The most important thing for me is the enthusiasm and receptiveness I can sense in the room, and the real keenness in all of us, me included, to learn more from the two patients participants had brought for diagnosis and treatment.
These seminars also provide a kind of a moving benchmark for me, as I realize that my years of practice have taught me more than I sometimes recognise. I can see that some of the signs of the elements I observe in patients are not as obvious to some of the class as they are to me. And this always reminds me of the many, many times I took patients to see JR, and he would say “Fire” or “Wood” or “Water”, and at first I simply could not see this. It was only gradually that I came to realise that what at the time I thought in an over-simplistic way were the signatures of Fire or Wood or Water had to expand and change to accommodate what JR was teaching me.
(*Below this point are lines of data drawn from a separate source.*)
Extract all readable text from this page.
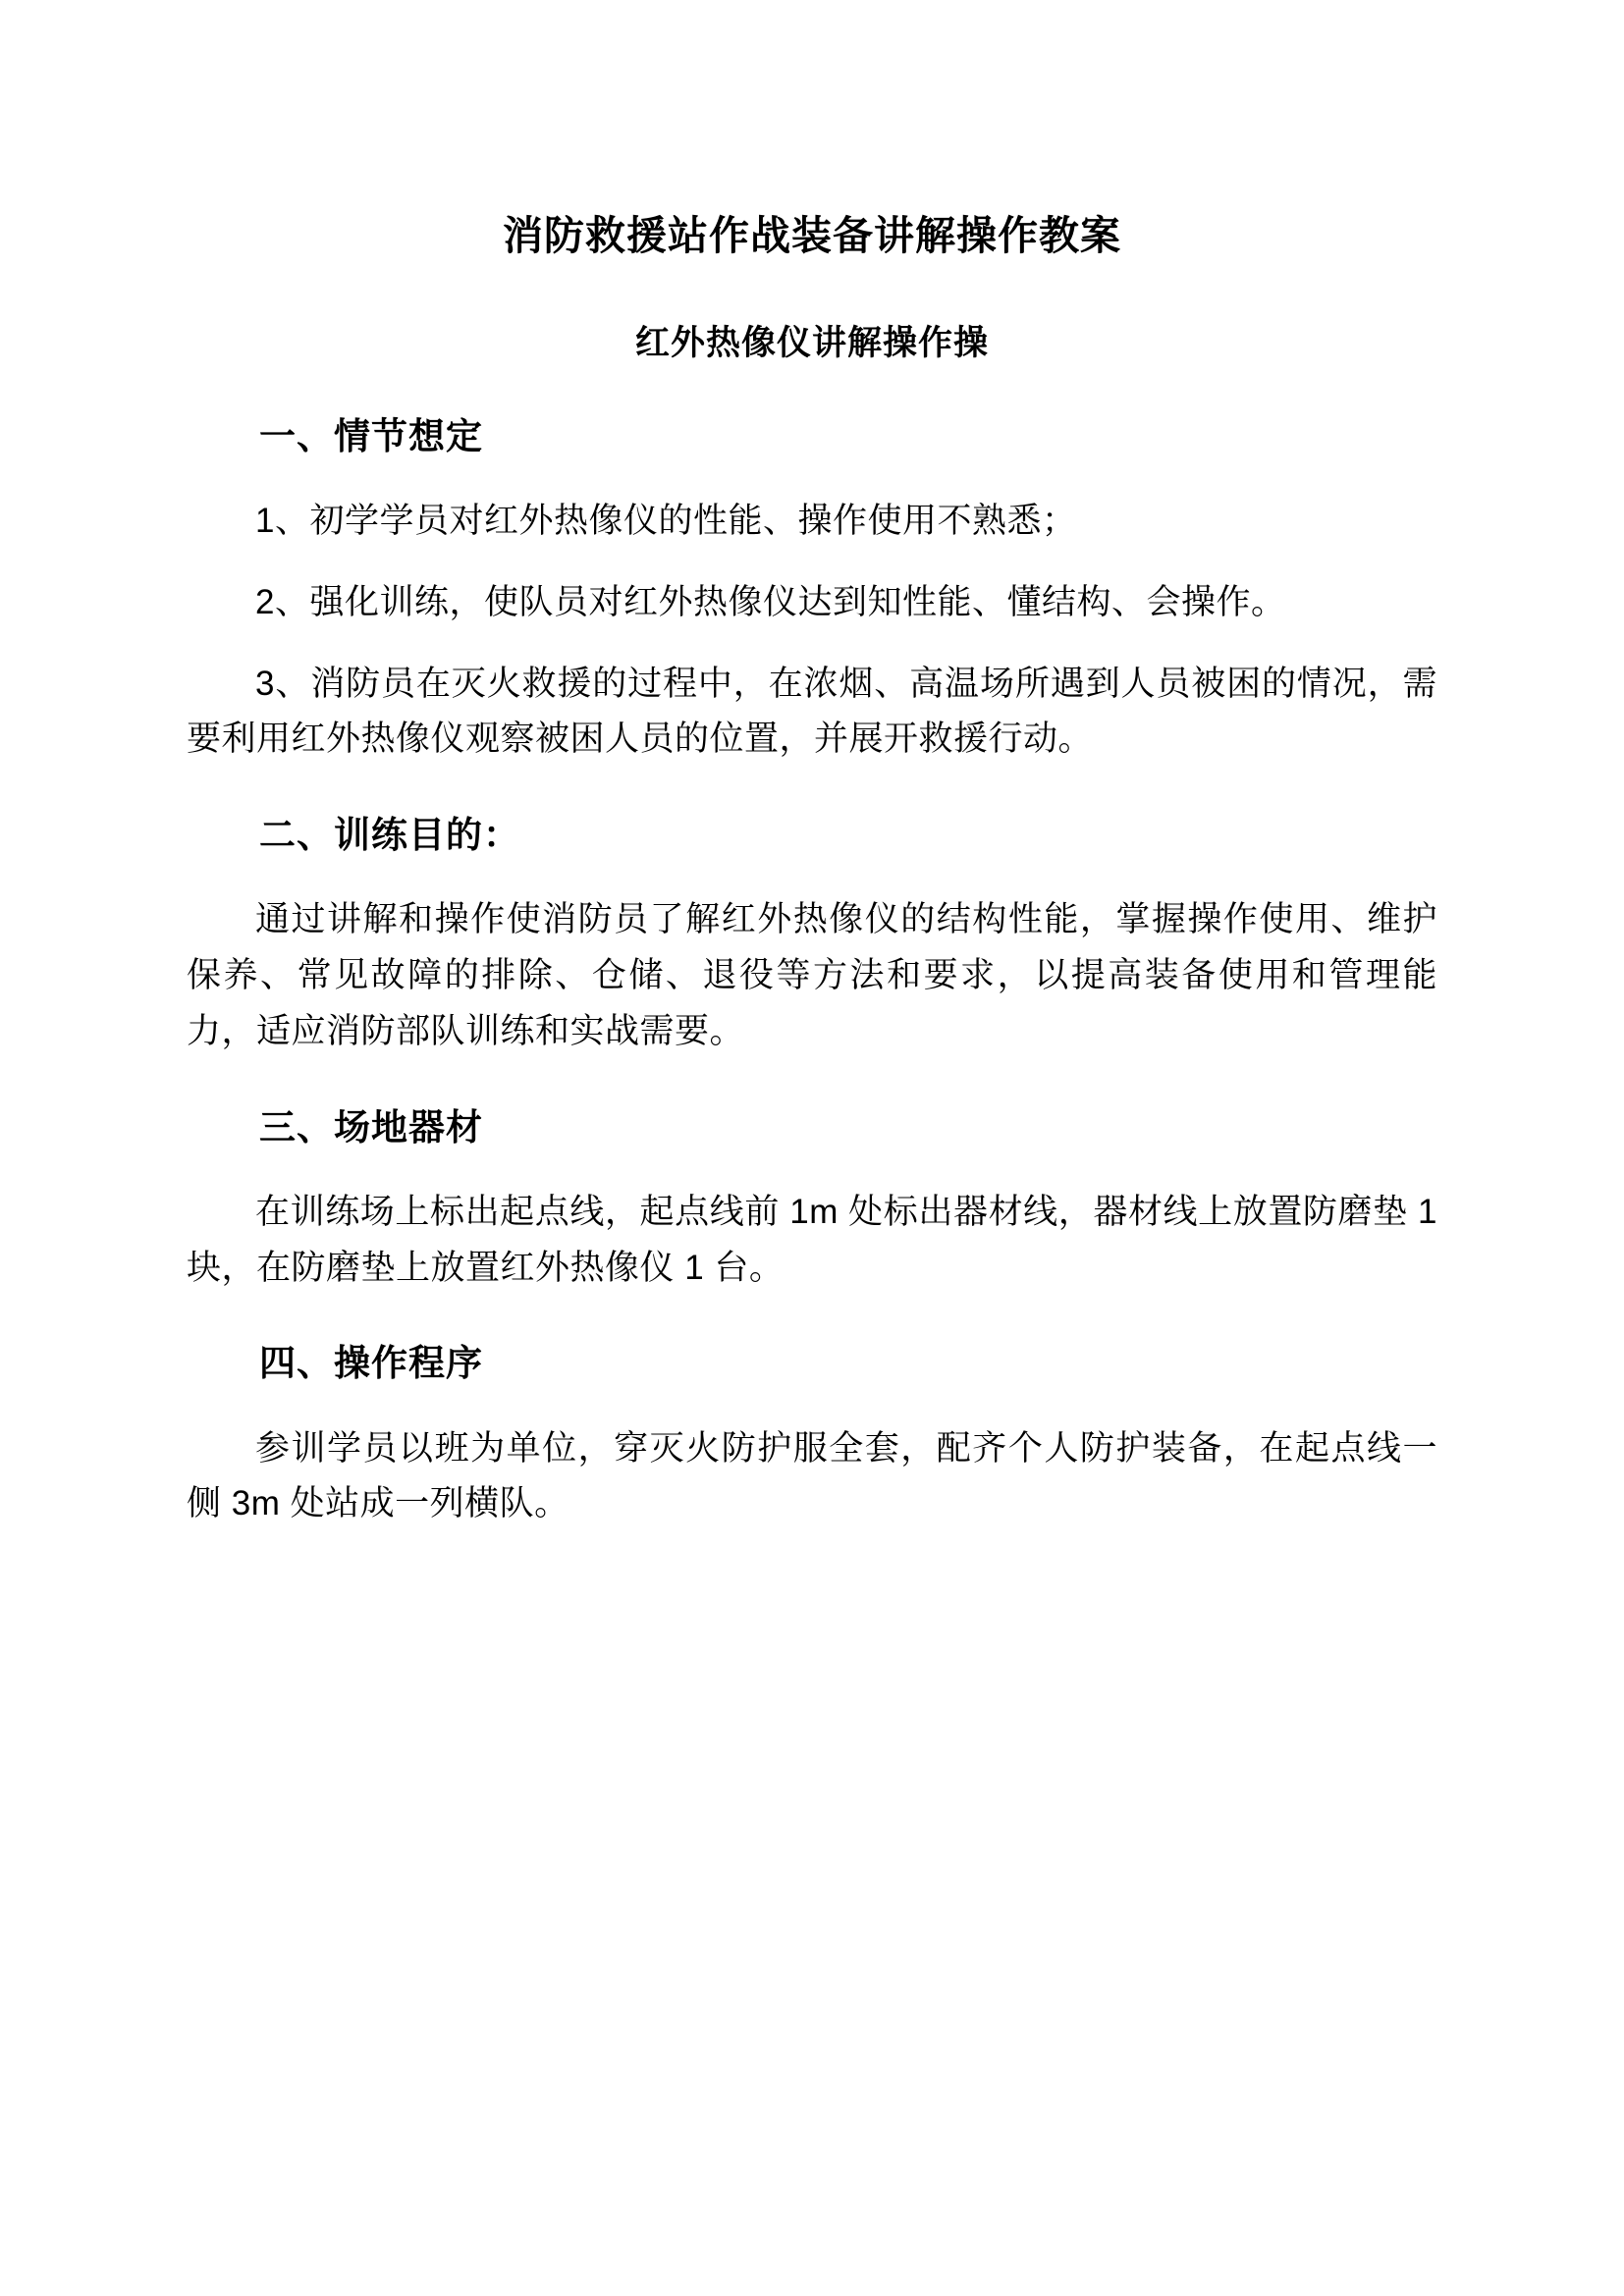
消防救援站作战装备讲解操作教案
红外热像仪讲解操作操
一、情节想定

1、初学学员对红外热像仪的性能、操作使用不熟悉；

2、强化训练，使队员对红外热像仪达到知性能、懂结构、会操作。

3、消防员在灭火救援的过程中，在浓烟、高温场所遇到人员被困的情况，需要利用红外热像仪观察被困人员的位置，并展开救援行动。

二、训练目的：

通过讲解和操作使消防员了解红外热像仪的结构性能，掌握操作使用、维护保养、常见故障的排除、仓储、退役等方法和要求，以提高装备使用和管理能力，适应消防部队训练和实战需要。

三、场地器材

在训练场上标出起点线，起点线前 1m 处标出器材线，器材线上放置防磨垫 1 块，在防磨垫上放置红外热像仪 1 台。

四、操作程序

参训学员以班为单位，穿灭火防护服全套，配齐个人防护装备，在起点线一侧 3m 处站成一列横队。
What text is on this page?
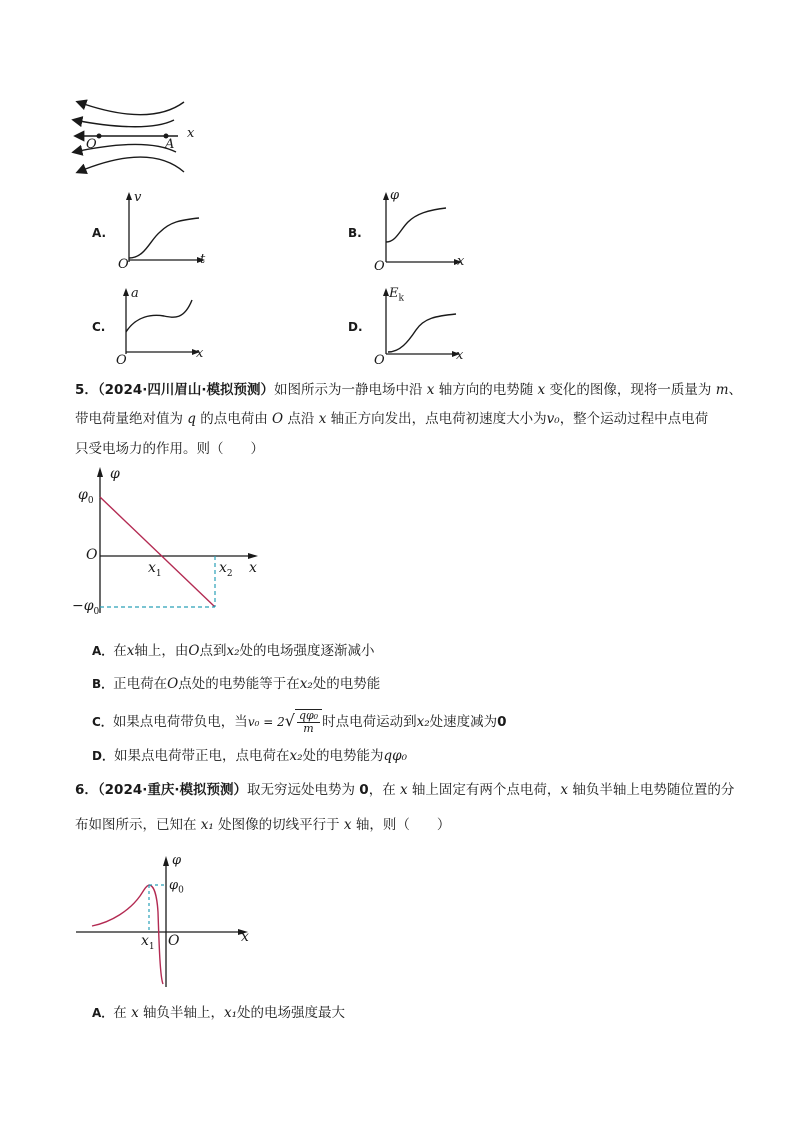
x
O	A
A.
v
t
O
B.
φ
x
O
C.
a
x
O
D.
$E_k$
x
O
5．（2024·四川眉山·模拟预测）如图所示为一静电场中沿 x 轴方向的电势随 x 变化的图像，现将一质量为 m、
带电荷量绝对值为 q 的点电荷由 O 点沿 x 轴正方向发出，点电荷初速度大小为v₀，整个运动过程中点电荷
只受电场力的作用。则（　　）
φ
$\varphi_0$
O
$x_1$	$x_2$ x
$-\varphi_0$
A．在x轴上，由O点到x₂处的电场强度逐渐减小
B．正电荷在O点处的电势能等于在x₂处的电势能
C．如果点电荷带负电，当$v_0 = 2√ \frac{\text{qφ₀}}{m}$ 时点电荷运动到x₂处速度减为0
D．如果点电荷带正电，点电荷在x₂处的电势能为qφ₀
6．（2024·重庆·模拟预测）取无穷远处电势为 0，在 x 轴上固定有两个点电荷，x 轴负半轴上电势随位置的分
布如图所示，已知在 x₁ 处图像的切线平行于 x 轴，则（　　）
φ
$\varphi_0$
$x_1$ O	x
A．在 x 轴负半轴上，x₁处的电场强度最大
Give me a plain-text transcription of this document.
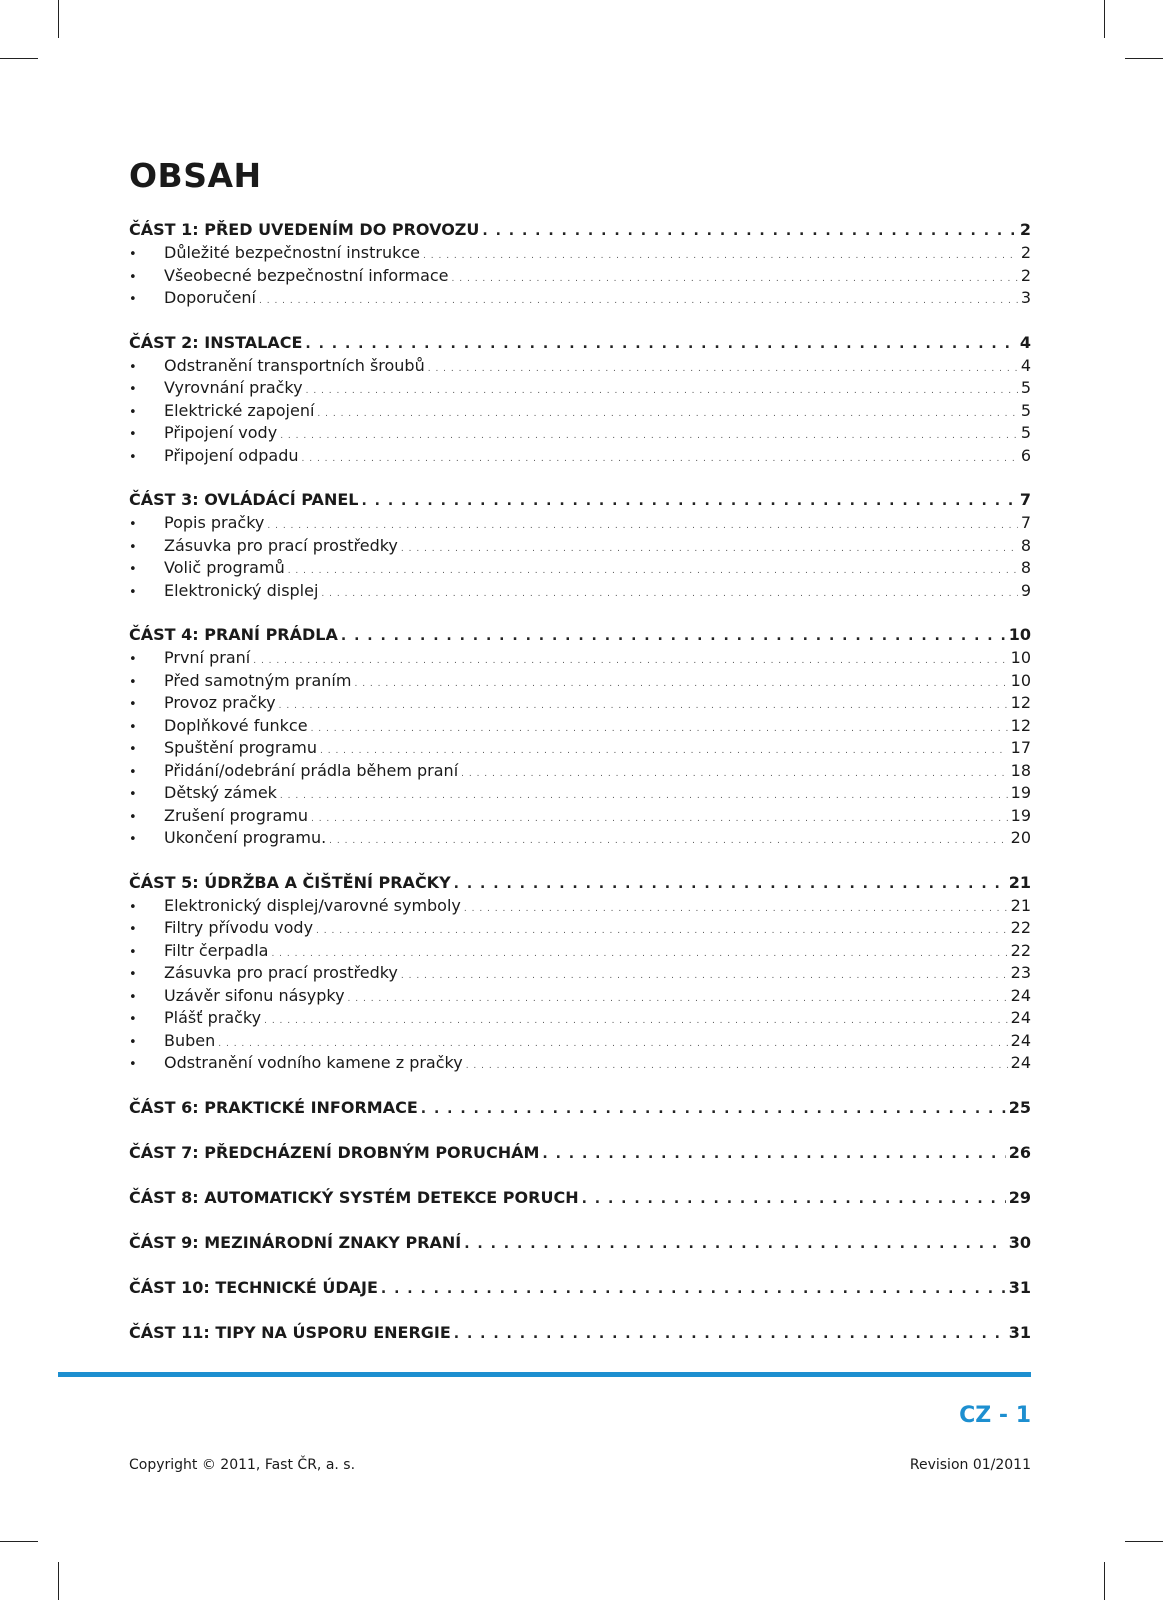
OBSAH
ČÁST 1: PŘED UVEDENÍM DO PROVOZU . . .	2
•	Důležité bezpečnostní instrukce . . .	2
•	Všeobecné bezpečnostní informace . . .	2
•	Doporučení . . .	3
ČÁST 2: INSTALACE . . .	4
•	Odstranění transportních šroubů . . .	4
•	Vyrovnání pračky . . .	5
•	Elektrické zapojení . . .	5
•	Připojení vody . . .	5
•	Připojení odpadu . . .	6
ČÁST 3: OVLÁDÁCÍ PANEL . . .	7
•	Popis pračky . . .	7
•	Zásuvka pro prací prostředky . . .	8
•	Volič programů . . .	8
•	Elektronický displej . . .	9
ČÁST 4: PRANÍ PRÁDLA . . .	10
•	První praní . . .	10
•	Před samotným praním . . .	10
•	Provoz pračky . . .	12
•	Doplňkové funkce . . .	12
•	Spuštění programu . . .	17
•	Přidání/odebrání prádla během praní . . .	18
•	Dětský zámek . . .	19
•	Zrušení programu . . .	19
•	Ukončení programu. . . .	20
ČÁST 5: ÚDRŽBA A ČIŠTĚNÍ PRAČKY . . .	21
•	Elektronický displej/varovné symboly . . .	21
•	Filtry přívodu vody . . .	22
•	Filtr čerpadla . . .	22
•	Zásuvka pro prací prostředky . . .	23
•	Uzávěr sifonu násypky . . .	24
•	Plášť pračky . . .	24
•	Buben . . .	24
•	Odstranění vodního kamene z pračky . . .	24
ČÁST 6: PRAKTICKÉ INFORMACE . . .	25
ČÁST 7: PŘEDCHÁZENÍ DROBNÝM PORUCHÁM . . .	26
ČÁST 8: AUTOMATICKÝ SYSTÉM DETEKCE PORUCH . . .	29
ČÁST 9: MEZINÁRODNÍ ZNAKY PRANÍ . . .	30
ČÁST 10: TECHNICKÉ ÚDAJE . . .	31
ČÁST 11: TIPY NA ÚSPORU ENERGIE . . .	31
CZ - 1
Copyright © 2011, Fast ČR, a. s.	Revision 01/2011
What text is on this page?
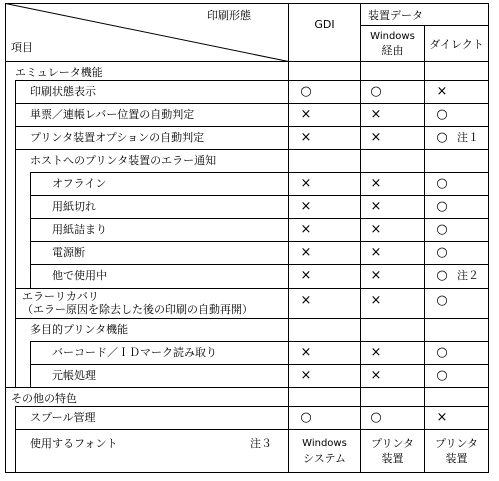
印刷形態
項目
GDI
装置データ
Windows
経由	ダイレクト
エミュレータ機能
その他の特色
印刷状態表示
単票／連帳レバー位置の自動判定
プリンタ装置オプションの自動判定
ホストへのプリンタ装置のエラー通知
オフライン
用紙切れ
用紙詰まり
電源断
他で使用中
エラーリカバリ
（エラー原因を除去した後の印刷の自動再開）
多目的プリンタ機能
バーコード／ＩＤマーク読み取り
元帳処理
スプール管理
使用するフォント	注３
○
×
×
×
×
×
×
×
×
×
×
○
Windows
システム
○
×
×
×
×
×
×
×
×
×
×
○
プリンタ
装置
×
○
○ 注１
○
○
○
○
○ 注２
○
○
○
×
プリンタ
装置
Looking back I recognize, too, that this was really the only way to learn – through what I got wrong, not through what I got right, something he always told us, as our faces fell at yet another new and often initially puzzling insight into the mysteries of an element.
The words imprinted on our five element hearts should be, “Humility, humility and yet more humility”. We should never be arrogant enough to think that we know all the deep secrets the elements hide within another human being. We should just be delighted, as I always am, that our learning is never finished, and that tomorrow’s patient may open yet another new gate on to the landscape of the elements.